La prison : une assistance au suicide ?

Que se passe-t-il en prison ?

dimanche 15 mars 2009, par Picospin

L’état des lieux de détention en France doit être plus que critiquable si l’on tient compte des multiples rappels à l’ordre parvenus dans l’administration au sujet de l’état catastrophique des lieux d’enfermement.

Destruction

Pour susciter une réaction d’autodestruction aussi immédiate après le début de l’enfermement, il faut que le choc de l’entrée en prison soit dur, instantané, brutal et insupportable. Comment expliquer cette réaction rapide, presque automatique à la mise en établissement pénitentiaire qui continue de poser les vieilles questions à propos de ce sujet délicat, controversé auquel des réponses diverse son apportées entre des groupes d’opinions opposées parmi lesquelles on compte ceux qui pensent « punition » et d’autres qui ne font allusion qu’à la mise à l’écart, la disponibilité d’une réflexion voire d’une rédemption comme le passé en a montré certaines. C’est ainsi qu’un jeune homme de 17 ans s’est suicidé à la maison d’arrêt de Moulins, dans l’Allier, ont indiqué, samedi 14 mars, des sources judiciaire et policière. "Le corps a été découvert à 3 h 30" dans la nuit de vendredi à samedi, a précisé la source judiciaire interrogée par l’AFP, ajoutant qu’il s’était "vraisemblablement donné la mort par pendaison" dans sa cellule individuelle. Le jeune détenu était incarcéré dans le quartier des mineurs depuis quelques jours seulement, en raison d’une révocation de sa peine avec sursis, a précisé la source judiciaire. "Il a déjà connu l’incarcération plusieurs fois", a ajouté cette source, sans préciser les raisons pour lesquelles le mineur avait été condamné. La direction régionale des services pénitentiaires Rhône-Alpes-Auvergne a quant elle répondu ne "pas communiquer" concernant les affaires de suicide.

Suicides en série

En février 2008, un mineur s’était suicidé dans l’établissement pénitentiaire pour mineurs (EPM) de Meyzieu (Rhône), suscitant une polémique et une mise en cause de la direction pénitentiaire, alors qu’est dénoncée l’augmentation des suicides de détenus dans les prisons françaises. En février dernier, deux condamnés à de longues peines de la centrale de Moulins-Yzeure, toute proche de la maison d’arrêt, se sont évadés de manière spectaculaire à l’aide d’explosifs et mené une course-poursuite à travers le nord de la France avant d’être rattrapés.
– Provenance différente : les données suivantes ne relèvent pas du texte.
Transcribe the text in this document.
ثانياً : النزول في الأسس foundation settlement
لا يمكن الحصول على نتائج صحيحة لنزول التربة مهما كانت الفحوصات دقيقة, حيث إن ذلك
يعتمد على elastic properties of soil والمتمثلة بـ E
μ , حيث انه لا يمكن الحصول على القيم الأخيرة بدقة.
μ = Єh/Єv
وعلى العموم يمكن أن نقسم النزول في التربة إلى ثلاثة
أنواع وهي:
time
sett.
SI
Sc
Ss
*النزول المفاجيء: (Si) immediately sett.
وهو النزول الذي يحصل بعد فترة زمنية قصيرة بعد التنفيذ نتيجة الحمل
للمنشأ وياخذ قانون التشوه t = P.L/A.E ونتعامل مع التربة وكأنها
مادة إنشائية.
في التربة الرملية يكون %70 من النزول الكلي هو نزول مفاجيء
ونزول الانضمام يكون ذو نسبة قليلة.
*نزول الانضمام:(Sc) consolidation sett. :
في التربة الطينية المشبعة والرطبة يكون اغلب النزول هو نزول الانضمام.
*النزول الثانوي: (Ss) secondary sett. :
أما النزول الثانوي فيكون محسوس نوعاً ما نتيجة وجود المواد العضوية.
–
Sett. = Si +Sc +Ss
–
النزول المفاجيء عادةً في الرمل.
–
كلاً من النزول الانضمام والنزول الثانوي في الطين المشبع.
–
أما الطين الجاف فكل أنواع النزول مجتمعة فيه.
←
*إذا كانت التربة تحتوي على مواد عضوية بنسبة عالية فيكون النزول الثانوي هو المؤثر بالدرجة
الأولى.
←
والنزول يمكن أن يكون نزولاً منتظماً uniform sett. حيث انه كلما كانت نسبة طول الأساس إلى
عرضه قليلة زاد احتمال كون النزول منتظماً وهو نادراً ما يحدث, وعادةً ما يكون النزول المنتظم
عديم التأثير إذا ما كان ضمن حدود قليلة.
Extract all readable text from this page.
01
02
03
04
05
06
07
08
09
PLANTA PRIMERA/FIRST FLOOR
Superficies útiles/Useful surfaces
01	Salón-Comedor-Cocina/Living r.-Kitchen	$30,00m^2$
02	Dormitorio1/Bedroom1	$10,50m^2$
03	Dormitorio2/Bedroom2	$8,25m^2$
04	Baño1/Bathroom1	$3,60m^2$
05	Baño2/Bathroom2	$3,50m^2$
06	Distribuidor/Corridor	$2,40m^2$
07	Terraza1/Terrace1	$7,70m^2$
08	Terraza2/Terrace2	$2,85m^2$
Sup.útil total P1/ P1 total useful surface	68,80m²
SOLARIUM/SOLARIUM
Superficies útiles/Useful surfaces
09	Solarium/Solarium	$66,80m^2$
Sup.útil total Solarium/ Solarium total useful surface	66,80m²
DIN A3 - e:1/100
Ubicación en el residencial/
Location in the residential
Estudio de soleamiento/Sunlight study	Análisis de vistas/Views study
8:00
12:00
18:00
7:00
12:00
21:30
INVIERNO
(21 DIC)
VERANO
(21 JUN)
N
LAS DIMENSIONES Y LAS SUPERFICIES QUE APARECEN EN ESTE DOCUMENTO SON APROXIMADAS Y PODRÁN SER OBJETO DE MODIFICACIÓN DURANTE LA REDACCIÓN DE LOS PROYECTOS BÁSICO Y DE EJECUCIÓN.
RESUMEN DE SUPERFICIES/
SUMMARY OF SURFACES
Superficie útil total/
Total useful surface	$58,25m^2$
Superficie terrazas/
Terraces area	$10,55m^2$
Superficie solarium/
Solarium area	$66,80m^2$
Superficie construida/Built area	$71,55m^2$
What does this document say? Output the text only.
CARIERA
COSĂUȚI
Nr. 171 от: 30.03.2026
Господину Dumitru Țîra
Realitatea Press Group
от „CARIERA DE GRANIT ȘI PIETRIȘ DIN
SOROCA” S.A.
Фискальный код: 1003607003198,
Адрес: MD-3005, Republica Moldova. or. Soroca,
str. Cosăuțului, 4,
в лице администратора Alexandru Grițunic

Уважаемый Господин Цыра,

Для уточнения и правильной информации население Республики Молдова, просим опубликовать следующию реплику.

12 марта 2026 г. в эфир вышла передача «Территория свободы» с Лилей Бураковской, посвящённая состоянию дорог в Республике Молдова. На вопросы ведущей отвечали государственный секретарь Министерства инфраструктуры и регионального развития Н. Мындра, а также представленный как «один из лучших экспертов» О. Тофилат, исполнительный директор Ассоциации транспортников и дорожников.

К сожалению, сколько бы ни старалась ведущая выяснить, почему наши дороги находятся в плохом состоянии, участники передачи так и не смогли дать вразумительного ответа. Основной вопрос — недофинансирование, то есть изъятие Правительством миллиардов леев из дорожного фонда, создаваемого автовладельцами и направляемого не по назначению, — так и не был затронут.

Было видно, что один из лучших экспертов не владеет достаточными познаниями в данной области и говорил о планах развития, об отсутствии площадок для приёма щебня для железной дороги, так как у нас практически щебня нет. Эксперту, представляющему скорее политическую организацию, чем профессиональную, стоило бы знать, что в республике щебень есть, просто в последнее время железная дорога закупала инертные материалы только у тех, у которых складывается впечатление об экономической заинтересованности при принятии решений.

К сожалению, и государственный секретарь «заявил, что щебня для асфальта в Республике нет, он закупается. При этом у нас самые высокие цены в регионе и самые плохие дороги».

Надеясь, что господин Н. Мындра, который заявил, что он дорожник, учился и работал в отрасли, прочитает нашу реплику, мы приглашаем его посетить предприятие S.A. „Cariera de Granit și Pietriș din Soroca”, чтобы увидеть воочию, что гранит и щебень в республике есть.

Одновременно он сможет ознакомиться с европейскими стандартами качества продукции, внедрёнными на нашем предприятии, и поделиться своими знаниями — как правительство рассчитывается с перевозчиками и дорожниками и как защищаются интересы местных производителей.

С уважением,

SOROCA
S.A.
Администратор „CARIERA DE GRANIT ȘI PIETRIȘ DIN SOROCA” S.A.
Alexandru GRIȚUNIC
Faut-il que les larmes coulent du visage du Christ, comme l’imagine le prêtre signataire de l’article du Monde dans lequel il fait allusion à la mère excommuniée qui a du autoriser un avortement pour sa fille, violée et engendrée par son père. A ce propos, les mots tombent du stylo de notre homme d’église en ces termes : « Des mains qui ne voulaient rien posséder mais qui savaient donner pour vivre le Magnificat : "Il renvoie les riches les mains vides." Des mains qui ont su relever, caresser au lieu de frapper. Dom Helder Camara comprit que toute exclusion, maladie du cœur et de l’âme, est l’exclusion même du Christ. » Des mains qui ne voulaient rien posséder mais qui savaient donner pour vivre le Magnificat : "Il renvoie les riches les mains vides." Des mains qui ont su relever, caresser au lieu de frapper. Dom Helder Camara comprit que toute exclusion, maladie du cœur et de l’âme, est l’exclusion même du Christ.

Positions de l’Eglise

L’Eglise de Vatican II a mal de tous ces jugements, car elle sait qu’elle n’a pas d’autre mission que celle de l’amour. L’Homme de Nazareth nous offre la parabole du Samaritain : le prêtre et le lévite, enfermés dans leurs rites, sont incapables de porter secours à l’homme roué de coups. Ils ont gardé les mains propres, mais ils n’avaient pas de mains ou encore ils avaient une âme d’habitués qui ne mouille pas à la grâce, suivant les justes expressions de Charles Péguy. Le Christ dans son regard de miséricorde a préservé ces religieux en leur offrant l’intelligence du silence. Si nous ne pouvons pas supporter les blessures, ayons au moins à coeur de ne pas les aggraver par des mots qui déchirent. L’excommunication de cette maman et des soignants est celle de tout un peuple. Que d’enfants sont victimes du tourisme sexuel ou encore d’une charge de travail qui n’est pas de leur âge ! Il n’y aura donc personne pour dire assez de ces violences. Il n’y aura donc personne non pour excommunier mais pour offrir cette alternative qui fit dire au bon larron sur la croix : "Sur un regard, j’ai tout compris." Aime et tu comprendras. A cette mission pleinement humaine, l’Eglise est appelée. Il n’y a pas d’autres chemins pour nous approcher du plus divin.

Espérance détruite

Au diable, les fossoyeurs de l’Incarnation qui "in fine" détruisent l’espérance ! Cette approche n’est pas nécessairement celles de hommes d’Eglise qui ont eu à connaître de la question. Rien ne justifie que des garçons de 17 ans se suicident alors qu’on veut leur donner une nouvelle chance de vie. La prison n’est pas un mouroir, pas pour des adolescents, mais un lieu de rédemption, de résurrection d’une vie malheureuse, ratée mais toujours rattrapable. Qu’on ne fasse pas de la prison le lieu de programmation des suicides assistés pour une autre catégorie de personnes que celles qui le réclament parce que la qualité de vie telle qu’elles la ressentent ne leur permet plus de la supporter ou de l’endosser en conservant l’intégrité de leur jugement, de leurs raisonnements et de leurs réactions face aux problèmes posés par la vie.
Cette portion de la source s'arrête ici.